No hay inicio de curso, ni rentrée política este año, porque la política no ha parado. Hace tiempo que la política no duerme, aunque sus señorías se adormilen en el Congreso. En verano, que antes era una época amable, ahora sólo se escuchan cigarras, grillos y políticos que no descansan porque siempre hay uno de guardia en cada partido para opinar sobre todo y sobre la nada.
La administración, leviatán del fin de los tiempos, no para ni en agosto. Engorda, para no hibernar en invierno. Y todavía dice el presidente que hay que hacerla engordar más para que no ocurran siniestros como los de la Dana o los incendios que han devorado España.
Diría que estamos así porque nos hemos dado una administración tan grande que ya no hay forma de ubicarse en ella. Ya no sabes a dónde llamar. Te remiten de un lado a otro para presentar un papel en la era de internet y allí nadie conoce a nadie. Eso aquí no es. Pruebe el próximo miércoles. Y qué quiere que le haga yo. Ese no es mi trabajo. Dé gracias que le estoy atendiendo. Tenía que haber solicitado cita online para presentar el documento que no se puede presentar online... y todo seguido.
Antes con un mapa podías cruzar un continente, hoy con un mapa no sabes ni por dónde encontrarte en la administración española. Es como si en Siberia hubiesen puesto una trampa en cada esquina, como si a cada paso tuvieras que volver a empezar. Ayer se cayó mi vecina en el pueblo. Ronda los noventa, se llama Emilia. Doña Emilia en realidad. Su padre fue el médico de mis bisabuelos, ella el de mis abuelos. Ahora tiene un párkinson atroz que no la deja a ninguna hora en paz. Ayer se cayó a la puerta de su casa y se abrió la cabeza entre el asfalto y la acera. Tampoco se quejó. La gente de antes tiene esa forma dura de no protestar ni aunque se muera.

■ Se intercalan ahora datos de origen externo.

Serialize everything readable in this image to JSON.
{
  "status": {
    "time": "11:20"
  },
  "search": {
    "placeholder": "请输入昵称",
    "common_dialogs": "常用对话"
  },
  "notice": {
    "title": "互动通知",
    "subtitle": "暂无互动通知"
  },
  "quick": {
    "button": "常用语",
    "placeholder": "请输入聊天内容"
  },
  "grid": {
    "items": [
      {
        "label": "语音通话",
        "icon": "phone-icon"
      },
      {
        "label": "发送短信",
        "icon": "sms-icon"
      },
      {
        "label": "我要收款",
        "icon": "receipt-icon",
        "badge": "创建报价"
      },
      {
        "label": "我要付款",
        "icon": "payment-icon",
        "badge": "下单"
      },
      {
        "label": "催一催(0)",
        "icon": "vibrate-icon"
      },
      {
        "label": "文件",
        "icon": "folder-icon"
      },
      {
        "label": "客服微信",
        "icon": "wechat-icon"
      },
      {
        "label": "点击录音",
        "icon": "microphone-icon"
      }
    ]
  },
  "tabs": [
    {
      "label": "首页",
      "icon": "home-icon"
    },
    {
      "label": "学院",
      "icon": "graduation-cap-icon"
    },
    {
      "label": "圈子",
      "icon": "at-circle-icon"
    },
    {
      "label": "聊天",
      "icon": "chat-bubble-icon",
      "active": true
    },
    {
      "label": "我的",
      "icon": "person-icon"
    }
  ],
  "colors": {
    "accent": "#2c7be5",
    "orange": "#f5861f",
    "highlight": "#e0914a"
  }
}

Yo no me enteré, estaba en casa de milagro. Vino a buscarme el único vecino que queda en esta calle porque no tenía fuerzas para levantarla él. Ya en su casa marcaron un colgante de esos que llama a emergencias donde les decían que tendrían que ir al centro médico para que la revisaran, que enviaban una ambulancia, pero que si le daban el alta tendrían que volver por sus propios medios a casa.

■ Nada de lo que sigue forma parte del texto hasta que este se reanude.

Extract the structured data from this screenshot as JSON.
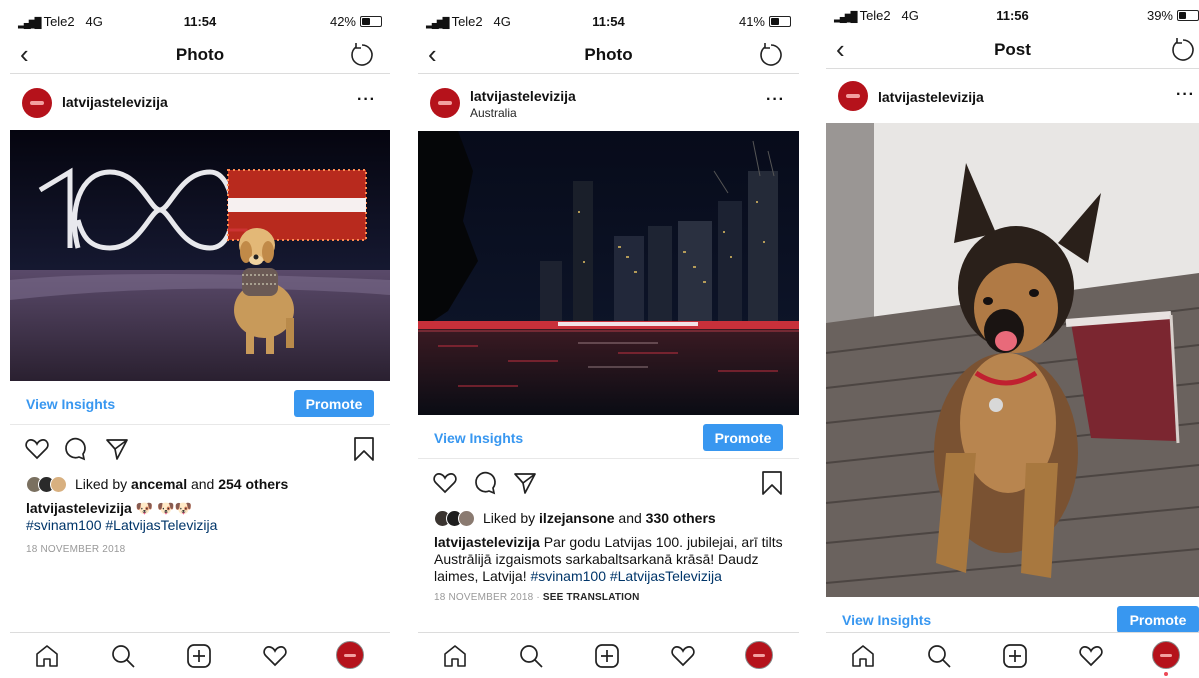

"Mire, estamos solas, nuestra sobrina está de viaje, no podemos coger un taxi porque yo no veo nada y mi hermana apenas puede moverse..." "A alguien tendrán", le respondió la voz al otro lado de la centralita con la misma consideración que si vendiese una línea de Vodafone. Bienvenidos a cualquier pueblo de España me entraron ganas de replicarle a la del servicio de emergencias que hablaba sin escuchar.
Llegó la ambulancia con dos paramédicos encantadores que dijeron que no había ido el médico pese a todo lo que le explicaron a emergencias. Y como las señoras no querían moverse de su casa por miedo a no saber cómo volver o peor, que la dejaran ingresada, la limpiaron las heridas con mucha consideración y allí se quedó doña Emilia, con su hematoma y la emergencia, sin médico y sin saber si esto es Castilla o Comala.
Atendiendo al Gobierno diremos que España es la primera economía de Europa, pero debemos de ser tan pobres que no tenemos para enviar a un médico un viernes por la tarde a casa de una anciana –con la cabeza abierta– que lleva pagando impuestos toda la vida.